Warren Buffett’s Berkshire Hathaway received approval Friday to buy up to 50% of oil giant Occidental Petroleum.
Shares of Occidental rose 10% on the news to above $70 apiece, pushing their profits to more than 140% in 2022.
On July 11, Berkshire filed with the Federal Energy Regulatory Commission to buy more common stock of the oil company in secondary market transactions. The conglomerate argued that a stake of up to 50% would not harm competition or diminish regulatory power.
Carlos Clay, acting director of the electricity regulation division, granted the permission Friday, saying the permission was “in accordance with the public interest”.
The conglomerate has already dramatically increased its stake in Occidental this year. Berkshire currently owns 188.5 million shares of Occidental, which is equivalent to a 20.2% position. It surpassed a major threshold where Berkshire could absorb a portion of the oil company’s earnings with its own revenue, potentially bringing in billions of dollars in profit.
Berkshire also owns $10 billion in Occidental preferred stock and has warrants to purchase an additional 83.9 million common stock for $5 billion, or $59.62 each. The warrants were acquired as part of the company’s 2019 deal that helped finance Occidental’s purchase of Anadarko. The stake would rise to nearly 27% if Berkshire exercises those warrants.
Take over the entire company?
Friday’s news fueled speculation that Buffett will eventually be interested in acquiring the entire company after increasing his stake at low prices.
“He’ll probably keep buying as much as he can get under $70 or $75. If you own 30% or 40% and want to buy it out for $95 or $100, you’ve saved a lot of money,” said Cole Smead, president of Smead Capital Management and a Berkshire shareholder. “This stock acts like a casino. The market gives it all the stock it wants.”
David Kass, a professor of finance at the University of Maryland’s Robert H. Smith School of Business, said a takeover is likely in the future.
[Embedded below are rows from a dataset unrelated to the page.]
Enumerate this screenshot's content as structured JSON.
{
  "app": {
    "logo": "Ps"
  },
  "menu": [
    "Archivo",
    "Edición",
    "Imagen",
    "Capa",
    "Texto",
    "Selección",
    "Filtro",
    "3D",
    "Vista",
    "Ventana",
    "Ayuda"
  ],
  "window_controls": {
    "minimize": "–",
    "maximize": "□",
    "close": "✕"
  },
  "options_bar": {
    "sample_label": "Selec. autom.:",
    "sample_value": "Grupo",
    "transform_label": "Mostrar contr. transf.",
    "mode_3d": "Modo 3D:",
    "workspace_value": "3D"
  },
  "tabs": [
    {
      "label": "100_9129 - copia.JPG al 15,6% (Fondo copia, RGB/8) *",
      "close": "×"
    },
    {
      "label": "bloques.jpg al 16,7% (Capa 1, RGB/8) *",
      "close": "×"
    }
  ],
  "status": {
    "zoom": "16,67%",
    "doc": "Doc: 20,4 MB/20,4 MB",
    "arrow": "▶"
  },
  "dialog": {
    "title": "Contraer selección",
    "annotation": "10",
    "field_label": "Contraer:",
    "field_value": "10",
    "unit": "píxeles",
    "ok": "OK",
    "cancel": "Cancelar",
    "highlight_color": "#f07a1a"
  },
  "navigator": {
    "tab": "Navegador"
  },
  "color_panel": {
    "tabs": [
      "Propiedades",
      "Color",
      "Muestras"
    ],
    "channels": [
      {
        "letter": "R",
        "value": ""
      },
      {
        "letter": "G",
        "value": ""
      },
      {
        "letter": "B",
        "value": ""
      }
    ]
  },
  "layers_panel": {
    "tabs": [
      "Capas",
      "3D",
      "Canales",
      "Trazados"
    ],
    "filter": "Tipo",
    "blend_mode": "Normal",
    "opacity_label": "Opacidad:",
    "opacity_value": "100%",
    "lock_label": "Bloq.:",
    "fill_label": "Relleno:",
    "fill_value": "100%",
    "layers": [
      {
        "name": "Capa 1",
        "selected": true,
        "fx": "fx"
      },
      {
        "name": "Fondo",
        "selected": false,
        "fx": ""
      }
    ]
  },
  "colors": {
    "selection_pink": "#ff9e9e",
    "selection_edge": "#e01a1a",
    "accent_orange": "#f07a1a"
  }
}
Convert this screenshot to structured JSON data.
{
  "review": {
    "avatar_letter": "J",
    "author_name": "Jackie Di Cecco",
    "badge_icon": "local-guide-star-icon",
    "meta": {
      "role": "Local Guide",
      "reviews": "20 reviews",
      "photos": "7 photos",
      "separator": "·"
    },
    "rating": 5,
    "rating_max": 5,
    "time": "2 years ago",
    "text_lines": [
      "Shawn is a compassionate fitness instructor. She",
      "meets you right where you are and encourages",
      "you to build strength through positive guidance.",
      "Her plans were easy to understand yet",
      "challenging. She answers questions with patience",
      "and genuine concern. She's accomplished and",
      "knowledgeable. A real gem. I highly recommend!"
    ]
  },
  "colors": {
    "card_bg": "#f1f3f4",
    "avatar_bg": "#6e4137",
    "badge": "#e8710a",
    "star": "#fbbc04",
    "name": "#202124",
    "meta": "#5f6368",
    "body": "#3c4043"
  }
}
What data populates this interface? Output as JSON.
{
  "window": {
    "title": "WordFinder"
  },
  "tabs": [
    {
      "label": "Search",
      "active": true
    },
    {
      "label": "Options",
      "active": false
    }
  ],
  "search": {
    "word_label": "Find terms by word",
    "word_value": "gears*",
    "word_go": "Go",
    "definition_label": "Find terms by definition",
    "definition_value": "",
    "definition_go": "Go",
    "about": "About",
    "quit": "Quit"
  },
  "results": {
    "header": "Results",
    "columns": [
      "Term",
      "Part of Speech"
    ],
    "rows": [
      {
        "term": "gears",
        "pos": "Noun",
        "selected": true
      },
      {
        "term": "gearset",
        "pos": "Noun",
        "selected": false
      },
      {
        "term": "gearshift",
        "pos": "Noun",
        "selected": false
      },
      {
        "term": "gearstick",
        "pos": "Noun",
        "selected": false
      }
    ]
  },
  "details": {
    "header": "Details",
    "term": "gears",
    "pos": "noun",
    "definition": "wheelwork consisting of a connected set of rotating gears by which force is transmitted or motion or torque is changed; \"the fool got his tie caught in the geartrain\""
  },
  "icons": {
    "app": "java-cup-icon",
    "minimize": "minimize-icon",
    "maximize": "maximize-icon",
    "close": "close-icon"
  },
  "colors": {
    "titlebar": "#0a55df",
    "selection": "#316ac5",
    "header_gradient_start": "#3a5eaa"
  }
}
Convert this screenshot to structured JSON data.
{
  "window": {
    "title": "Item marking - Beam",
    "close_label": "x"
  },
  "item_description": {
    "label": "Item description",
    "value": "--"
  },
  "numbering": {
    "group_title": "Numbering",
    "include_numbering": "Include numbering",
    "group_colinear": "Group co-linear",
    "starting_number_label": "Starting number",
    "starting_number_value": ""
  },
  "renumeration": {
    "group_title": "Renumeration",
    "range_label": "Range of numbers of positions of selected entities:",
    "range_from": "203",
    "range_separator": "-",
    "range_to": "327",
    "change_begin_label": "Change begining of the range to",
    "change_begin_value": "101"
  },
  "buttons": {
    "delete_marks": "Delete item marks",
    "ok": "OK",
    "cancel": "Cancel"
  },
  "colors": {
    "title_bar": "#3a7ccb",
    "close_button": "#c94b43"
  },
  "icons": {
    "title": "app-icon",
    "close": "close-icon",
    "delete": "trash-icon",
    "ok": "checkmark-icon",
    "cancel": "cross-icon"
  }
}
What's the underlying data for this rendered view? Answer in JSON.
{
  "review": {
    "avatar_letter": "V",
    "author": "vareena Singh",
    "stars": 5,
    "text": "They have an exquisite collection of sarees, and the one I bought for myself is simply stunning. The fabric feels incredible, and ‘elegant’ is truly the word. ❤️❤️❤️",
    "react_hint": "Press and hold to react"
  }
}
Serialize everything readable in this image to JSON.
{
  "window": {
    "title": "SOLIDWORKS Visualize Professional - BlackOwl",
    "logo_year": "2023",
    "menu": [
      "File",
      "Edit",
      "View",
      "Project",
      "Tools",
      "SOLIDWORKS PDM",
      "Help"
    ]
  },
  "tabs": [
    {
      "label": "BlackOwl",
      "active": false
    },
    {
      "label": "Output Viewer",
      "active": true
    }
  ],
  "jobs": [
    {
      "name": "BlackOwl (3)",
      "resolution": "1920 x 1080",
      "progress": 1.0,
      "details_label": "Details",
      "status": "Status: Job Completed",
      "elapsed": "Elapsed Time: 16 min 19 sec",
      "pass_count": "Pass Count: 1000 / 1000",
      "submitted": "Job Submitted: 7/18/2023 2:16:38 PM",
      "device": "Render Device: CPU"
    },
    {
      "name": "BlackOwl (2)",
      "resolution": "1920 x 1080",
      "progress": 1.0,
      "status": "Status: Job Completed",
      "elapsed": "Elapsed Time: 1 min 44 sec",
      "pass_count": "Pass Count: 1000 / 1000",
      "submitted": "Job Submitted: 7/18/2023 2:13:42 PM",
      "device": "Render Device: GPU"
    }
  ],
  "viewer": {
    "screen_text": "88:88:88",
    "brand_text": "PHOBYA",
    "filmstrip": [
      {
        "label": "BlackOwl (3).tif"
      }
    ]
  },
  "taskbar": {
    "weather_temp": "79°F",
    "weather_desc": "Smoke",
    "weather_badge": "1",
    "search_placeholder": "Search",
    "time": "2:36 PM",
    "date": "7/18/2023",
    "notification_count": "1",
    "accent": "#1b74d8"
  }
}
“I think it’s likely that Buffett will eventually buy the whole thing. The 50% cap may have been set to get FERC approval for a minority stake,” Kass said. “He clearly intends to buy additional shares. Until now, his maximum purchase price has been $60.37 per share.”
Some speculated that Berkshire and Occidental had communicated about the potential move to increase the stake to 50%.
“He’s always said he would only make friendly deals so he could agree with the OXY board on that limit,” said Bill Stone, CIO of The Glenview Trust Company and a Berkshire shareholder.
‘Nothing but logical’
The Oracle of Omaha began buying the stock after reading Occidental’s annual report and gaining confidence in the company’s growth and leadership.
“What Vicki Hollub said only made sense. And I decided it was a good place to put Berkshire’s money,” Buffett said of Occidental’s CEO at Berkshire’s April meeting.
“Vicki said what the company had been through and where it was now and what they planned to do with the money,” he added.
Occidental was the best-performing stock in the S&P 500, benefiting from rising oil prices.
Buffett’s growing bet on Occidental has inspired a legion of small investors to follow suit, making it a favorite retail stock this year, according to data from VandaTrack.